Lol it’s such a tremendously boring game with dated gameplay. Bless your little heart if you enjoy it, but it’s a bland, middling game at best and flat out bad in many ways.
But the aliens were humans who came before/after you because humans made a thing that made them destroy the universe so everything is stuck in a time loop where humans have to… Stop other humans from fielding too many stars or else they figure out how to loop the star field again.
I am a huge BGS and “game cinema” fan, and Starfield felt so… boring. Both the first bit I played before I dropped it, and YT videos to see what I was missing.
For lack of another explanation, its like all those fun side quests and nooks individual writers went crazy making lost their spark. Even ME Andromeda had more compelling bits.
So I can see modders shying away. Why put all that work into something one has no desire to replay, especially with the alternatives we have these days.
You would have to basically make a whole game and rewrite characters and quests to make it better. But that’s a lot of work for modders especially when they’re not that interested in the game to start with.
The fundamental concept and theme of the game is trash. It literally makes everything you do meaningless, it inevitably leads to you becoming the jaded villain. It would be better if they had an end where you destroyed the universe shifting thing and were locked in one.
Well atleast they are trying stuff unlike some other trillion dollar company that keeps on buying studios but still fails the make good new ip (hell! they are struggling to keep halo intact).
Funny how that almost describes several other US companies besides MS. Like Amazon keeps failing at releasing a game and when they do it’s trash. And Meta keeps losing billions in the VR space. Tech bros have no clue how the triple A gaming industry works, since games actually require creativity and you can’t simply hook people with an algorithm.
As long as there continues to be succesful live service games, they will never stop attempting to make new ones, because the succesful ones are the most profitable forms of entertainment ever devised.
Of course there is only room for a limited amount of live service games on the market (since gamers only have one life to waste on them), so most of them will fail, and many of them even before leaving the drawing board it seems.
Yep, they can make a bunch of games that costs them hundreds of millions to make it they manage to make one that brings in billions in profit… That’s what we call gambling.
This is an excellent point. An organisation the size of Sony is simply incapable of not attempting a live service hit as long as they have the resources to do so.
A smaller player can pursue a strategy where they gain profits from their (somewhat specialized) segement of the market. Sony lacks that flexibility due to their size.

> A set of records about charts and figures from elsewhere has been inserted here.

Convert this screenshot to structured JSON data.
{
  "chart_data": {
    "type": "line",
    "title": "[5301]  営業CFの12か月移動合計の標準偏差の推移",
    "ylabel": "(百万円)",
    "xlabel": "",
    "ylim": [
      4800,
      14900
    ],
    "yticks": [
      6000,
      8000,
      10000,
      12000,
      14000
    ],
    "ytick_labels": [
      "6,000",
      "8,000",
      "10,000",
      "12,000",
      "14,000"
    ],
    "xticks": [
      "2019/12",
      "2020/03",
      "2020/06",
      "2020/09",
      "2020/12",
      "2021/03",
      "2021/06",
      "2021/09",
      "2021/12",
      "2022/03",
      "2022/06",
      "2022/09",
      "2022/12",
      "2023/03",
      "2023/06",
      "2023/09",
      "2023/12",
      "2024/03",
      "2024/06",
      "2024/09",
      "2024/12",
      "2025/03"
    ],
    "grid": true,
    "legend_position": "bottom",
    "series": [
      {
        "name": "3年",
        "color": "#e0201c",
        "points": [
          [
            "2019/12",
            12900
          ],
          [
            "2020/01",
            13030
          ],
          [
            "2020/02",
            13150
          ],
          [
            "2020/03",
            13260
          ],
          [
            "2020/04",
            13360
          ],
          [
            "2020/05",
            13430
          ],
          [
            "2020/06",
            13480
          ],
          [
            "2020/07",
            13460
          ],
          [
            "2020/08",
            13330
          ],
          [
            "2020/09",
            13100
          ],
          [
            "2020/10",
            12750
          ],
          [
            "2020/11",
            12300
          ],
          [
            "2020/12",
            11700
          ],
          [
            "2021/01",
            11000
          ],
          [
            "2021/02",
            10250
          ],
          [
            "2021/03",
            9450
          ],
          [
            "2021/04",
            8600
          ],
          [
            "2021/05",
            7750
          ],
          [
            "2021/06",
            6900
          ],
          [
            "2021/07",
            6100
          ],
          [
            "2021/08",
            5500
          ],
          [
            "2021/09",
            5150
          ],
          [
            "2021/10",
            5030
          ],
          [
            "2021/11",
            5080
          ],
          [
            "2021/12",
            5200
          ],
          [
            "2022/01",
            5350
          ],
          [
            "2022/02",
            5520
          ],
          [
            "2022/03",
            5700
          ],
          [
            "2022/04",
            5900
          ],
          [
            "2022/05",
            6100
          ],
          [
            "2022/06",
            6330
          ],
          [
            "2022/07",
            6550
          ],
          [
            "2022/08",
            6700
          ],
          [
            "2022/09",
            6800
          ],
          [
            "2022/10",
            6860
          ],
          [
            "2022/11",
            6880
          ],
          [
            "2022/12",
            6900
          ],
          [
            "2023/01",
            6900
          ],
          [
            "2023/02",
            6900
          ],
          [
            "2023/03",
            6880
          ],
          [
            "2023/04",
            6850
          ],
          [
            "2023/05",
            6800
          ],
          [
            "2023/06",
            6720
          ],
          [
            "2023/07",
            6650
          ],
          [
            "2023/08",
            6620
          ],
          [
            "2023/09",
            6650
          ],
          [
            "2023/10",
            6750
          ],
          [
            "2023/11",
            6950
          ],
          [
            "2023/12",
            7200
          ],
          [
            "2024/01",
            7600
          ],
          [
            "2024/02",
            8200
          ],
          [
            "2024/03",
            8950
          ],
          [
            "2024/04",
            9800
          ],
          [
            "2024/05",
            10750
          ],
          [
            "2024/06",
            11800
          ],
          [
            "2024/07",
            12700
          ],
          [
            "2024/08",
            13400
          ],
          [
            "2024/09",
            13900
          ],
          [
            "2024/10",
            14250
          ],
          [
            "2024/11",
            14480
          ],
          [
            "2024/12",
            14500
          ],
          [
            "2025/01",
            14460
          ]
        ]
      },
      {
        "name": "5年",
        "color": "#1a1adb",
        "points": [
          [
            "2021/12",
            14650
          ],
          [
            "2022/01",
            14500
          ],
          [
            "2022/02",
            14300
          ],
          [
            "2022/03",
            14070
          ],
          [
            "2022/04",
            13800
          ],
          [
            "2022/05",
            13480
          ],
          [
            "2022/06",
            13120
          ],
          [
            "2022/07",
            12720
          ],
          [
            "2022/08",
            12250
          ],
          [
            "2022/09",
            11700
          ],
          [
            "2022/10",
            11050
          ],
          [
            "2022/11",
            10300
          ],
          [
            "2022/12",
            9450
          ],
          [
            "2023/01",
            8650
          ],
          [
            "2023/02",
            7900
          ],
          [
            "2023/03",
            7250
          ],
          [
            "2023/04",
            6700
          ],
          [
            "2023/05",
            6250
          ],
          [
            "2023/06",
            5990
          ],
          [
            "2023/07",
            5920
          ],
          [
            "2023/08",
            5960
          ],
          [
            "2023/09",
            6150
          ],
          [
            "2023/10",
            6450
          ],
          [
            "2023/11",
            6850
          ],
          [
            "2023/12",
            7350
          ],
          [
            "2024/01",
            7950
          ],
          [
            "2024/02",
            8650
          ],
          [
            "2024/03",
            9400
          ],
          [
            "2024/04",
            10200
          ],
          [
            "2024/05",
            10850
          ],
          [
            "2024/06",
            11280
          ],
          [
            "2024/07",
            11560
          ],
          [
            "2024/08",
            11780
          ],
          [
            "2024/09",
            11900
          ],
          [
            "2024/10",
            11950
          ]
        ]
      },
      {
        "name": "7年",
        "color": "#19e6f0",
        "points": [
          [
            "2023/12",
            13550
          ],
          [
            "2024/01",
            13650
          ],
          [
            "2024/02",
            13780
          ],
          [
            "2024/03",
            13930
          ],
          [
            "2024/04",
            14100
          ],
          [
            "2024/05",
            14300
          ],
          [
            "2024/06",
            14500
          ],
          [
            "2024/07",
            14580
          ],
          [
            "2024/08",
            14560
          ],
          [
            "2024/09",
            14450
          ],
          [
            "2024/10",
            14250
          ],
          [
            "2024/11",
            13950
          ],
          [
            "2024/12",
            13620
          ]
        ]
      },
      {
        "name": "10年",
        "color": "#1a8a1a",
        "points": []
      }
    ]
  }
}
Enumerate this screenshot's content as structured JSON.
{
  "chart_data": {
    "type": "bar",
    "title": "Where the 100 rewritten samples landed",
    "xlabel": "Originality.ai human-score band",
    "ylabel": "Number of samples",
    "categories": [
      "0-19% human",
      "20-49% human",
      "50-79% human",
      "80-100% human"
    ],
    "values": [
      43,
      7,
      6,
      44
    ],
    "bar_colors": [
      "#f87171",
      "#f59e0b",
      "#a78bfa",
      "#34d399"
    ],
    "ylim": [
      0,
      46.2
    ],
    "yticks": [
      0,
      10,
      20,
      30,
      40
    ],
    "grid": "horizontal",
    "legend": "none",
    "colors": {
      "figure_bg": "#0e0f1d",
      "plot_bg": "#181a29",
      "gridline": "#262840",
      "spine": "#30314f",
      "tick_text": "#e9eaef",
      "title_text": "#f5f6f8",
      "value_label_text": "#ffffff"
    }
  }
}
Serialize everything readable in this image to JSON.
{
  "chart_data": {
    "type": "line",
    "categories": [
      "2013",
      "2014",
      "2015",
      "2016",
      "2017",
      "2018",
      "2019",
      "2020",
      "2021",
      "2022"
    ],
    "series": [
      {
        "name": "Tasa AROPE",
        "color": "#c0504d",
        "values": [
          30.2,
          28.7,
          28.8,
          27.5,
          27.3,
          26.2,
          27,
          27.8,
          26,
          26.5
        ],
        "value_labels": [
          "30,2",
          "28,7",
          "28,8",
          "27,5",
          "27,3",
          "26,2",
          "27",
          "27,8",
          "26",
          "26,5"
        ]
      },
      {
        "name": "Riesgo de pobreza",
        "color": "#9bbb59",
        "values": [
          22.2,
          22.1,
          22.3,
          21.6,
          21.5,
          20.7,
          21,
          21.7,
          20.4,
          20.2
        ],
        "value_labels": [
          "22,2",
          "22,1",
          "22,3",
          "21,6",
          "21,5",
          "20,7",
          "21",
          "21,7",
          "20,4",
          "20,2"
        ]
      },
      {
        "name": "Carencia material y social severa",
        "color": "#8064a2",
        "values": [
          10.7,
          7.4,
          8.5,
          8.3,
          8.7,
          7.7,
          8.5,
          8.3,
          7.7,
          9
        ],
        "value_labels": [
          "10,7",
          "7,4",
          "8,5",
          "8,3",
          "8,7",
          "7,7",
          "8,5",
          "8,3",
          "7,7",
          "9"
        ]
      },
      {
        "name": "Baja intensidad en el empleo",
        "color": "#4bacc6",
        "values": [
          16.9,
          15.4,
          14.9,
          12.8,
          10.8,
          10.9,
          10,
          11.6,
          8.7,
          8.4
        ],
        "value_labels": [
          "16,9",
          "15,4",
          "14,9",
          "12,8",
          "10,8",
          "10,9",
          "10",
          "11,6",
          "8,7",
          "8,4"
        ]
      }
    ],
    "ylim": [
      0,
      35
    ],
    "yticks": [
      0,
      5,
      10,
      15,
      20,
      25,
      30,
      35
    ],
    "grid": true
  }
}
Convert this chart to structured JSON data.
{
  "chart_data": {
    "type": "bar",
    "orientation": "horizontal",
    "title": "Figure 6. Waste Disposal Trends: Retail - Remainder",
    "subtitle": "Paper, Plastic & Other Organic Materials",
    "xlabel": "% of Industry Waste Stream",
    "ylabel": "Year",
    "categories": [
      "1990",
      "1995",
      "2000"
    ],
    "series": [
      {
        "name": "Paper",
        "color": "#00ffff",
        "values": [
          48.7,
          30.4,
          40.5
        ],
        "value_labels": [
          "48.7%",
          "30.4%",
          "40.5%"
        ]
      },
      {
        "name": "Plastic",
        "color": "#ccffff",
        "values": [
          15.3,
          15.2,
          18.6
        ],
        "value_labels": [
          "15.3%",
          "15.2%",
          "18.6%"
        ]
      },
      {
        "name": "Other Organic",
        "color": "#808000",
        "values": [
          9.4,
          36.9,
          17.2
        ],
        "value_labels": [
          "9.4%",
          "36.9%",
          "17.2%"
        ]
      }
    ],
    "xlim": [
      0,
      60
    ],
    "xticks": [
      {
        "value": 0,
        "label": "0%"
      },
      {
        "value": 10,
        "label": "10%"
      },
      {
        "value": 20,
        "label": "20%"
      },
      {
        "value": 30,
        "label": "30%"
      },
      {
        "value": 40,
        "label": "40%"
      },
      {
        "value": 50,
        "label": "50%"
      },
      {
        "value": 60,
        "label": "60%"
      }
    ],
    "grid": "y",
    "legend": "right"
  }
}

Of course we can’t really know what goes on behind the scenes. But obviously these kinds of games are designed by committee (namely board members). So every single detail is going to be dictated from above, and as new games are released by other publishers with new succesful features these dictates changes mid-production. I can’t but imagine that the development of live service games are a complete shitshow from start to finish.
So perhaps at some point they decide to get rid of the entire mess and start afresh, only for the process to beging again of course.
Also worth noting that getting a live service game with enough infrastructure going to immediately make them millions is a significant startup cost on its own. picking the best project of them and then putting it in its own studio seems like a very smart way to do it.
Your wish has been granted. Look forward to our upcoming Syphon: Extraction, an exciting extraction shooter with none of the gameplay you remember!
Also on the docket is Ape Escape Infinity, a gacha featuring all your favorite apes and up to several minutes of gameplay. Now supports importing NFT apes, because our execs are still pushing crypto as the next big thing for some reason!
I’m still salty they turned Marathon into an extraction shooter. Marathon, one of the all-time narrative greats!
Why make millions releasing games people want when you can potentially make billions by abusing addiction research to keep users playing long past the point they enjoy your game?
(I’m vaguely associated with the gaming industry. I knew things were about to go downhill when I started getting invites to lectures on retaining players and extracting money by using unethical psychological tricks - this was nearly fifteen years ago and targeted at mobile devs, but it’s long since infected the entire industry)
Not that video specifically, but the others were along the same vein. They were all completely open about how they abused psychology to get people hooked, and spoke about players using dehumanizing terms like assets or cash cows. It was disgusting how shameless they were.
I don’t think it’s actually gotten much worse (things even got slightly better after a few countries threatened legislation for going after children), it’s just that those tactics have slowly made their way out of the mobile space (where post-installation monetization strategies are a result of users expecting mobile games to be free, or at most a couple of dollars) and into regular gaming.
A free-to-play gacha game on Android having a scummy monetization model is nothing new, but an $80 (soon to be $90) AAA game double- and triple-dipping into your wallet with paid season passes and FOMO banners and all that other junk, plus plastering ads on its menus? That’s still relatively new to consoles/PC, and putting that crap in games you paid for represents a new level of greed.
Yeah the only reason I’ve have bought a PS 1 to 3 was to play Metal Gear Solid. I have bought neither the 4 nor 5, since no new MGS was released on it ( I played MGSV on ps3). A modernized Syphon Filter with improved stealth gameplay would definitely make me want to buy the PS5.